ONE DAY rabbit was out on a plain eating when Coyote came up. "I am very hungry," said Coyote. "I am going to eat you."
"No, wait here and I will bring you a really good meal of chicken. They are cooking it over there." Rabbit ran off toward the monte and Coyote happily waited, singing in anticipation of a fine meal. He waited a long time. At last he became angry and followed the tracks of Rabbit.
He found Rabbit in an arroyo standing by the cliff wall holding his forepaws against the cliff. "What are you doing?" asked Coyote.
"I am holding this cliff up," said Rabbit. At that moment a little rock fell and he held the cliff up harder than ever. "Here," he said to Coyote, "you hold it up while I go and get the food I told you about. It is almost ready."
Coyote put his paws against the cliff, pushing desperately while Rabbit ran off. Another rock fell and Coyote pushed all the harder. He waited for a long time. He was very tired and terribly hungry. Suddenly he let go of the cliff and ran as fast as he could. Nothing happened. He followed the tracks of Rabbit.
'Now I really am going to eat you!"
"Just sit down," said Rabbit. "They are going to bring that food right here. They'll be here soon." So Coyote sat down, looking hungrily at Rabbit. Rabbit jumped up saying, "I'll hurry them. You wait here just a minute." He ran off. Coyote waited.
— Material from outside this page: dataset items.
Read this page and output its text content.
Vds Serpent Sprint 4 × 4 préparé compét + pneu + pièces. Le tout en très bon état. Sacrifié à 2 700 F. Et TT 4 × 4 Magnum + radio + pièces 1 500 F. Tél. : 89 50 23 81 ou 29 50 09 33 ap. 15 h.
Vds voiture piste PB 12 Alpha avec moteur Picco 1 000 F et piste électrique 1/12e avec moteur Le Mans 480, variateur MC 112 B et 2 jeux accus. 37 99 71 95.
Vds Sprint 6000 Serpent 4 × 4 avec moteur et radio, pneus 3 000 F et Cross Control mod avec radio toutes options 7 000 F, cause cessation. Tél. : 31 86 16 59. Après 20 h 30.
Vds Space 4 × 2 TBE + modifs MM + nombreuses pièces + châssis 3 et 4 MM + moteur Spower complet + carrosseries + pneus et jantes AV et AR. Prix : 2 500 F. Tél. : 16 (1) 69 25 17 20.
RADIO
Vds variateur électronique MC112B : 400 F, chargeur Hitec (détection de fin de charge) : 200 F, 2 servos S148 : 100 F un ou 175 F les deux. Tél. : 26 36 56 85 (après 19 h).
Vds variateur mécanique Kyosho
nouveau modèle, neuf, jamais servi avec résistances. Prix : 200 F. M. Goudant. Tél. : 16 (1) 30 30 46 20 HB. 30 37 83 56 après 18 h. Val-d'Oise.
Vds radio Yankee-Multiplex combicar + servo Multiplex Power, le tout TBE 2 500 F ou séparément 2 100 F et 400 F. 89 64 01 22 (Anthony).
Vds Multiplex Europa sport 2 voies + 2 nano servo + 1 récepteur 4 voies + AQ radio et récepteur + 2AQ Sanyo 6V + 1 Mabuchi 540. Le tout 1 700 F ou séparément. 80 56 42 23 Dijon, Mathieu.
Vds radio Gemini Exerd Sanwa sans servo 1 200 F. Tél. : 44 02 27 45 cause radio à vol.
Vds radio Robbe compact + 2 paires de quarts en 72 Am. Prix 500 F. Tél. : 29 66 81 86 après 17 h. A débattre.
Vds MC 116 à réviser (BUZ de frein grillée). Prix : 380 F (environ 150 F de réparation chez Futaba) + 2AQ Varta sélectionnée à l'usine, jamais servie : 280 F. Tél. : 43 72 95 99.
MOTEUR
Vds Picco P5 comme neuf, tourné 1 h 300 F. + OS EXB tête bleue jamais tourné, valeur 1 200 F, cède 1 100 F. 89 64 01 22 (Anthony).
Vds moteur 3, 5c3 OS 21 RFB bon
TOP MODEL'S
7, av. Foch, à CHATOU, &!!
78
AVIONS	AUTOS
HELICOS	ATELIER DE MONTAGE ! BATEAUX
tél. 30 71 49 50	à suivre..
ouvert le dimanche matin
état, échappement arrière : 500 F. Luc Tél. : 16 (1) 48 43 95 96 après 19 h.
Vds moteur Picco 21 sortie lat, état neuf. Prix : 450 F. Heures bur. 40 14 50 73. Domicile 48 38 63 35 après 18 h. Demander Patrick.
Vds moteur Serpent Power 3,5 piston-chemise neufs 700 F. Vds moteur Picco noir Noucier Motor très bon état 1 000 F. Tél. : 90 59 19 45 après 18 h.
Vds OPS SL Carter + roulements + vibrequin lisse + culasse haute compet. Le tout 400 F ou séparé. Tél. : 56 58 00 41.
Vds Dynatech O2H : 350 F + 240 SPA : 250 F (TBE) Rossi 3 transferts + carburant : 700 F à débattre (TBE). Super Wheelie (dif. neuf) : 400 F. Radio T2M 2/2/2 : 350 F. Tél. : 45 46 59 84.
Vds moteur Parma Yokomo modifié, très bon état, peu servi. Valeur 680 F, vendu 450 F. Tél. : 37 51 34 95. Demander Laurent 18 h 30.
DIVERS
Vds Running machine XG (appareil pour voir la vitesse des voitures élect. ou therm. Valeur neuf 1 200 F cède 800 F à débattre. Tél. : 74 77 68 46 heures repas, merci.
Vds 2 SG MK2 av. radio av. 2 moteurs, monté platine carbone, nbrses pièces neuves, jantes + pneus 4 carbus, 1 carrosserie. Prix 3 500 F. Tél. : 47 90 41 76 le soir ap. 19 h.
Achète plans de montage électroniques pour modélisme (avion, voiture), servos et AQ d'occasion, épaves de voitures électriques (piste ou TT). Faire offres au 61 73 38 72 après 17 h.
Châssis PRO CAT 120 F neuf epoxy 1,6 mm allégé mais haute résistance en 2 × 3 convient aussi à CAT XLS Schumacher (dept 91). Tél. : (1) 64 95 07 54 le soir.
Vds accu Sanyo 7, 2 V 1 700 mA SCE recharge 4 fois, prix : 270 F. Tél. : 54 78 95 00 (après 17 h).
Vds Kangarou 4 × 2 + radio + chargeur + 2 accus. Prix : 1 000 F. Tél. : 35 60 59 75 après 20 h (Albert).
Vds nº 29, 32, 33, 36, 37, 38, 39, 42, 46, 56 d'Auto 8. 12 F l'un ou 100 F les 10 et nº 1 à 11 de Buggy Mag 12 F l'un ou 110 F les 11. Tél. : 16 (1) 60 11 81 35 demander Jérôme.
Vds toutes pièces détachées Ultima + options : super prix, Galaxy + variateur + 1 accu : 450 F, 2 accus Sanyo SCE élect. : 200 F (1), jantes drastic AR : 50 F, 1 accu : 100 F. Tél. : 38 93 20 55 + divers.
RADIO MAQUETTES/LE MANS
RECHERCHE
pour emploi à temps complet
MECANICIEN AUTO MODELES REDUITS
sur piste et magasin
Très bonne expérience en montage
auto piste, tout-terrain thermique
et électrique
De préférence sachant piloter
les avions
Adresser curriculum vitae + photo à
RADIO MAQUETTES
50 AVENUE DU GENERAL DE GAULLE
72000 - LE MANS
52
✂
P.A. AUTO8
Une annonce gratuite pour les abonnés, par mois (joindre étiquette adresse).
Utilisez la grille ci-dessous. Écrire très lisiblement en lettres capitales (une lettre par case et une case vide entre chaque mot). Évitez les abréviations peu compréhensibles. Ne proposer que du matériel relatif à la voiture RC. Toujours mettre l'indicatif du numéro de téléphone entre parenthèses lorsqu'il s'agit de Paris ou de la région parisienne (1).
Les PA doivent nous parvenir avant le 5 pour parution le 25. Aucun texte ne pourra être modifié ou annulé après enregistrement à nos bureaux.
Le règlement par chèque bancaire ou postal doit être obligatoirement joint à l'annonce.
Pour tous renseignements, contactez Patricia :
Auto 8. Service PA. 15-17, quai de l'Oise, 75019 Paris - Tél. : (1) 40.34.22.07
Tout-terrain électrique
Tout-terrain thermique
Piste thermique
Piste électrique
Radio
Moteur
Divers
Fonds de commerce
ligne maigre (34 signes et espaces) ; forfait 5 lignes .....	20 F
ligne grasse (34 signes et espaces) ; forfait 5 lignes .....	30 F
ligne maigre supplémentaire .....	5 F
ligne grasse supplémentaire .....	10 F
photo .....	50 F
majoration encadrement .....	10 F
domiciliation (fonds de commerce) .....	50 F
Meanwhile, Rabbit set fire all around the edges of the thicket. Then he ran back to Coyote. "Hear the cohetes?" he shouted to Coyote. "The fiesta is coming. They are bringing you a wonderful meal." Then Rabbit ran away as fast as he could to avoid the fire. Coyote happily danced and sang as he waited for his meal. The fire soon surrounded him and he was burned up.
The above incident and others form a cycle of tales which has a wide distribution among the Latin Americans of Mexico and Southwestern United States (Espinosa 1914b: 211-212). Also, incidents featuring various animals are found among widely separated American Indian groups as, for instance, the Tepecanos of Mexico (Mason and Espinosa 1914: 204), the Cochiti of New Mexico (Benedict 1935: 308), and the Papagos of Arizona (Jane Chesky, Field Notes 1942).